Beans are a fiber powerhouse, with some varieties like adzuki beans offering up to 17 grams of fiber per cup. "Fiber helps keep you fuller for longer, which makes beans a great option if you're trying to avoid mid-day snack cravings," says nutritionist Jennifer Hanway. Adding beans to your meals can help you feel satisfied throughout the day.


Vegan Protein Source

Each cup of beans provides about 15 grams of protein, which is essential for building and maintaining healthy muscles, tissues, and organs. Popular high-protein beans include lima beans, kidney beans, soybeans, and black beans. For those on plant-based diets, beans are a great way to meet your protein needs without animal products.


Rich in Antioxidants and Micronutrients

Beans are not just protein-packed—they're also full of antioxidants, especially red kidney beans and pinto beans, which have even more antioxidants than berries and peppers! Beans also provide essential minerals like magnesium, iron, zinc, and potassium, all of which are key to maintaining overall health.


Supports Heart Health

Thanks to their fiber and mineral content, beans are excellent for heart health. They help reduce high blood pressure and cholesterol levels, which can lower the risk of heart disease. Unlike many animal-based proteins, beans are low in saturated fat and free from cholesterol, making them a heart-friendly choice.


Gut Health Benefits

Beans are also great for your digestive system. Packed with fiber and amino acids, they promote the growth of healthy gut bacteria, which is crucial for good digestion and waste elimination. Beans can even help reduce inflammation and support colon health.

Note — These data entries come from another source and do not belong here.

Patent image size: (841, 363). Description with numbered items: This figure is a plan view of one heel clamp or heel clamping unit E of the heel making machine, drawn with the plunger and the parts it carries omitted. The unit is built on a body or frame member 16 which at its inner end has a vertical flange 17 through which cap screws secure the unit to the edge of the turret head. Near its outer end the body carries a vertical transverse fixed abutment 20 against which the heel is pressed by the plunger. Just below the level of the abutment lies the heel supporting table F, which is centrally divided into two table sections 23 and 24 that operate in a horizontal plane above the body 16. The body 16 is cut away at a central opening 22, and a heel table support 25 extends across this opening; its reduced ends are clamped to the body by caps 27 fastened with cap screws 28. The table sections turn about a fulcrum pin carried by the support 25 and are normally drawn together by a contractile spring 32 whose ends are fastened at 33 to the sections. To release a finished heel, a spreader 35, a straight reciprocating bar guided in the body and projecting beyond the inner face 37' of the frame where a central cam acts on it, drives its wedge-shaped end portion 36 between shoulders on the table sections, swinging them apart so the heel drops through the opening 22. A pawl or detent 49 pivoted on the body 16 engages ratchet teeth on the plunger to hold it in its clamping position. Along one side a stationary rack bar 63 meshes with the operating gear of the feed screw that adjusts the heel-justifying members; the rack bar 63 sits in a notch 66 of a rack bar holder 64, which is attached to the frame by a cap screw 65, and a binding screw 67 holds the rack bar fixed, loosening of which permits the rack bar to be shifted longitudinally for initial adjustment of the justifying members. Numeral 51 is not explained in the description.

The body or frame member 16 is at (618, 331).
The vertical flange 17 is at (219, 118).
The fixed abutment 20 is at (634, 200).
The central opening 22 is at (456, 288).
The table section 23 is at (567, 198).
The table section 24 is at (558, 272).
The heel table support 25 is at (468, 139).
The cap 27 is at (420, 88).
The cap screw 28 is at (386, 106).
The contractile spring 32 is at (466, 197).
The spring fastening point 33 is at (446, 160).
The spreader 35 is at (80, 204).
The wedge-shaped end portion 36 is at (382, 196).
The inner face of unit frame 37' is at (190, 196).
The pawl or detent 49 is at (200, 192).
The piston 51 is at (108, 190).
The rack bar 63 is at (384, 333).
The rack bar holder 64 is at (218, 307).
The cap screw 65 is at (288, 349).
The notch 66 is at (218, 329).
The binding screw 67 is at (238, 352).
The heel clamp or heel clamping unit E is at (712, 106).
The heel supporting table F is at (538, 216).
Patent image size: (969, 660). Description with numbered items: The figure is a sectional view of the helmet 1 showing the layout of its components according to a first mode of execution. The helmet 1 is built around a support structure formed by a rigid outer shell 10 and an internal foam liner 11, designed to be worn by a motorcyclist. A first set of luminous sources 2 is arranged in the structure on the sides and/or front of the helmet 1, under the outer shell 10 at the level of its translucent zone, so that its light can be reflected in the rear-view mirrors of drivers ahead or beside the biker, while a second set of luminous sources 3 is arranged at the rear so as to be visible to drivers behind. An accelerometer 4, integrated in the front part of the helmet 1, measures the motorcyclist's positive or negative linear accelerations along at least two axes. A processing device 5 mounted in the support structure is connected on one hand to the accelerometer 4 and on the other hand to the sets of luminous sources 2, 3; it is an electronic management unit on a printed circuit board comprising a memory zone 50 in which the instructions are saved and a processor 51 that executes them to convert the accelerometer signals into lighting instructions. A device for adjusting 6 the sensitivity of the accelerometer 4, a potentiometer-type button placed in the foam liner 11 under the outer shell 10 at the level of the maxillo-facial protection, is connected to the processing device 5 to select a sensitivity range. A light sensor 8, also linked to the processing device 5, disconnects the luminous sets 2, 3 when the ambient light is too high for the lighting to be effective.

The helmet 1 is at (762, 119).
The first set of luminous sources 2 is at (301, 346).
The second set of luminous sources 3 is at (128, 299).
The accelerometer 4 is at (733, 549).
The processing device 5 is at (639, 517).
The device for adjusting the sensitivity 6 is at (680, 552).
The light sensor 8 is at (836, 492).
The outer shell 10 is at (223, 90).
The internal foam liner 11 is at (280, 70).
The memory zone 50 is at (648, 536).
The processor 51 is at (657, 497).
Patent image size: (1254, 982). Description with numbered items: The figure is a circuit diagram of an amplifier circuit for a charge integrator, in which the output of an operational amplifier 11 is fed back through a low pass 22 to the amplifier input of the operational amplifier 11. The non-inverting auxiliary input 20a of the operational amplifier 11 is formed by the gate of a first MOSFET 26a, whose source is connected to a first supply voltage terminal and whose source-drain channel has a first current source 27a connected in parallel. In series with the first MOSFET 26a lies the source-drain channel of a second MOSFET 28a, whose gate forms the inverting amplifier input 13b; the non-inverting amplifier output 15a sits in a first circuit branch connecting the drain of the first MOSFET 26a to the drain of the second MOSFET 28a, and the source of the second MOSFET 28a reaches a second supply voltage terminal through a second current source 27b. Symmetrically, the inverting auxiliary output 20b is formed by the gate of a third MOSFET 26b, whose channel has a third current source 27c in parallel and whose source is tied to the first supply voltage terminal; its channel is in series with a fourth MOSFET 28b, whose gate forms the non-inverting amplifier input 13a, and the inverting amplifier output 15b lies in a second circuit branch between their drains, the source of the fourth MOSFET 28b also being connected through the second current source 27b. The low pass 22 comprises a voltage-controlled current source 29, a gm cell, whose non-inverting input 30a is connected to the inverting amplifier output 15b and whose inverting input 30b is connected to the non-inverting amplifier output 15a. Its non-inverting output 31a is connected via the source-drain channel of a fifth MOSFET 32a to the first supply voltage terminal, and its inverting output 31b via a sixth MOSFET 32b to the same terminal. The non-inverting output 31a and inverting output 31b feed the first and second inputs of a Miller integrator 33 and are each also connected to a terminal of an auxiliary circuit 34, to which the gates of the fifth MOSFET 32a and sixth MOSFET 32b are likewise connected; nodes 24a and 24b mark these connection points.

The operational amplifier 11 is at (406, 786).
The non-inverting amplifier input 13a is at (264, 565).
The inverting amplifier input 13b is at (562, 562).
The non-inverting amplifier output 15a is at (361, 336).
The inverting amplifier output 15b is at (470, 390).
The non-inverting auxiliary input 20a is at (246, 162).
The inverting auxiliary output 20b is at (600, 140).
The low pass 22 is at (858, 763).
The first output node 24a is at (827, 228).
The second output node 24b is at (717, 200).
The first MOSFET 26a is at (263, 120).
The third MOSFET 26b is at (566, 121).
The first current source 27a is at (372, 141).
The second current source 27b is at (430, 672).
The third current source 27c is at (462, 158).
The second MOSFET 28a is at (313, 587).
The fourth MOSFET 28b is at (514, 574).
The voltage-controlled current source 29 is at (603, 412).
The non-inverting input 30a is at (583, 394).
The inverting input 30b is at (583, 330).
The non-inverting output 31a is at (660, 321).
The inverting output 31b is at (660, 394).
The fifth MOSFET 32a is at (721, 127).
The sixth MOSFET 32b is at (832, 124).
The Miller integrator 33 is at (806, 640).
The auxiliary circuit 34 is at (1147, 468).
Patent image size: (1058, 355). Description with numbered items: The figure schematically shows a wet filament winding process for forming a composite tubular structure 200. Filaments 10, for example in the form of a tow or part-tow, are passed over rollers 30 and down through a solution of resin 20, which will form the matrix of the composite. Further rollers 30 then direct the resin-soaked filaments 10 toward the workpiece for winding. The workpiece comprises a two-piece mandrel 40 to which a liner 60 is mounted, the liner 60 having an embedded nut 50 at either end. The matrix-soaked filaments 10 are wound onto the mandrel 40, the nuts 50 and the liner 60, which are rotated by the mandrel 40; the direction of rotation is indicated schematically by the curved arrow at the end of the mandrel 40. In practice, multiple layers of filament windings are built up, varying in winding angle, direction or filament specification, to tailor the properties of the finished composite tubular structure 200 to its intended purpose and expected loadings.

Whether you're looking to add more protein, boost your heart health, or improve your gut health, beans are a versatile and nutritious option that can enhance any diet.


How to Add More Beans to Your Diet

Adding beans to your meals is an easy and delicious way to boost your nutrient intake. Here’s how to get started and make the most of beans in your diet:


Step 1: Introduce Beans Slowly

If beans aren’t part of your regular diet, start by adding them to one meal at a time. Jumping in too quickly can overwhelm your digestive system. "Try replacing rice, potatoes, or pasta with beans, or add them to a summer salad," suggests nutritionist Jennifer Hanway. You can also swap half of the ground meat in your chili for beans for a tasty twist.


Step 2: Pair Beans with Easy-to-Digest Ingredients

To avoid gas and bloating, don’t pair beans with other foods that might cause digestive issues, like broccoli or Brussels sprouts. Instead, cook beans with digestive-friendly spices such as ginger, turmeric, cumin, fennel, and coriander to maximize their health benefits.


Step 3: Get Creative with Beans in Your Meals

While chili and stew are classic bean dishes, beans can be incorporated into so much more. For example, use black beans to make rich and fudgy brownies, or try mung bean protein powder as a substitute for whey protein. Bean sprouts are another great option—they don’t require cooking and can be added directly to salads, wraps, or sandwiches for a crunchy texture.


Step 4: Enjoy a Variety of Beans

Each type of bean has a unique nutritional profile, so eating a variety is key to getting the most health benefits. Include different beans in your meals, such as red beans one day and green beans the next.


TIP

Dried beans generally have less salt than canned varieties. If using canned beans, choose low-sodium or no-salt-added options, and always rinse them thoroughly to reduce any extra sodium.